– Нет, мне этого мало! – возразил Тихомиров и принялся развивать идею, по которой выходило, что его прямая обязанность позаботиться о человечестве.
   – Поймите, Савелий Кузьмич, ведь почему нам плохо, вернее – почему нам недостаточно хорошо? Потому что каждый думает, чем бы набить карман. Потому что не перевелись еще, к сожалению, в нашем прекрасном обществе рутинеры и бюрократы, очковтиратели, воры, стиляги, многоженцы и декаденты. А теперь даже тюрем не надо, чтобы всех исправить и превратить нашу землю в один цветник. Я каждому внушу правильный образ мыслей, я научу их уважать труд и любить родину. Я научу их безгранично повышать свой материальный и культурный уровень…
   Я стоял перед ним вверх ногами, развесив уши, и кряхтел от удовольствия. Стоять так и слушать его речи было наслаждением. Он казался мне высоким-высоким, запрокинутым куда-то назад, в правый верхний угол, и лишь одно я не совсем понимал: зачем он безумно рискует, балансируя на двух ногах, если гораздо проще и приятнее ходить на руках, которые лучше чувствуют точку опоры? Но, наверное, так надо, думал я, наверное, он жертвует своей жизнью ради нас, простых людей, и ему поневоле приходится держать голову на высоте, чтобы смотреть вперед и озирать горизонт… Но, видно, во мне оставалось какое-то сомнение, или его внушающий аппарат был еще не вполне разработан, потому что я оторвал одну руку от пола и, по старой привычке погрозив ему пальцем, сказал:
   – Только ты, Леня, со своей магнетической книжкой не впади в идеализм!

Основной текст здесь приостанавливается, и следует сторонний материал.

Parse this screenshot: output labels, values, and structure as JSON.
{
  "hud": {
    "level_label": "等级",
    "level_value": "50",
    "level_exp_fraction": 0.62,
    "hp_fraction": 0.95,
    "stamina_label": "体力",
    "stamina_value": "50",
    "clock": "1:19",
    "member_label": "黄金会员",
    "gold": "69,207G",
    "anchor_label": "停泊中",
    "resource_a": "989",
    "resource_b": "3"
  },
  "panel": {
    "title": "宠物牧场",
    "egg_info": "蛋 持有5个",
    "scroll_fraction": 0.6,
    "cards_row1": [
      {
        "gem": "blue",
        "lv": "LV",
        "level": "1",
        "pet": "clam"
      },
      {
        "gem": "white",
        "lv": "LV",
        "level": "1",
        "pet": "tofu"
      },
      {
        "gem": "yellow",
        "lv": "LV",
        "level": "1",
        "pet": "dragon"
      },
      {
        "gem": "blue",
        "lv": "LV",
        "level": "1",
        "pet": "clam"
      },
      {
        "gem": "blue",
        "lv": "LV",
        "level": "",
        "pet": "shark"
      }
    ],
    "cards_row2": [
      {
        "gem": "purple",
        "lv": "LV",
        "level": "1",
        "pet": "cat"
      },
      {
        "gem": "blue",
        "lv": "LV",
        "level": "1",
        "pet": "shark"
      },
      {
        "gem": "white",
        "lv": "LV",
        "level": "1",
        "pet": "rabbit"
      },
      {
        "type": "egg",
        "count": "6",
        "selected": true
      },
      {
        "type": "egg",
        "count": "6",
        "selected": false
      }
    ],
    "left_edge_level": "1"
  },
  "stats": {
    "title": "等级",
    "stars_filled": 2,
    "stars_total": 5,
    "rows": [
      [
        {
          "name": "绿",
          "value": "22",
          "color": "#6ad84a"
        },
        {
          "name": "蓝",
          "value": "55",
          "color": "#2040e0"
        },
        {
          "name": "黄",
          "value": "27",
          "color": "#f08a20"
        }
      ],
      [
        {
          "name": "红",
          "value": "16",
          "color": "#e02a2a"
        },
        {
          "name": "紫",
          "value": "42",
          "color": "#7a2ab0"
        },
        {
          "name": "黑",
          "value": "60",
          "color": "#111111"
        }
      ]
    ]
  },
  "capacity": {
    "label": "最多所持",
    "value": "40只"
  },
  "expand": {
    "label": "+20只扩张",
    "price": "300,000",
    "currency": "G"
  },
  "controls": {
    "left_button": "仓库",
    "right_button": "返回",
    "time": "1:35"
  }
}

   – Что вы, Савелий Кузьмич! – воскликнул он с живостью. – Да я еще раньше, до всякой книжки, пришел к этим выводам, имеющим строгое научное подкрепление. Теперь мне надо только подкрепить этот магнит таким карманным волновиком-усилителем, который бы посылал мою волю и мысли на далекие расстояния…
   И Леня начал толковать о взаимодействии энергий, о том, что в нашей природе существует ритмическое колебание всех частиц – начиная от вращения Земного Шара и кончая вращением мозговых полушарий. Об этом писали Дарвин, Жюль Верн и граф Калиостро. Оставалось лишь разыскать математический знаменатель этим ритмам и, собрав всю волю в пучок, излучать ее со знанием дела по одной волне. Я уже не помню технической стороны вопроса, но помню, что примеры, приводимые Леней, звучали весьма убедительно.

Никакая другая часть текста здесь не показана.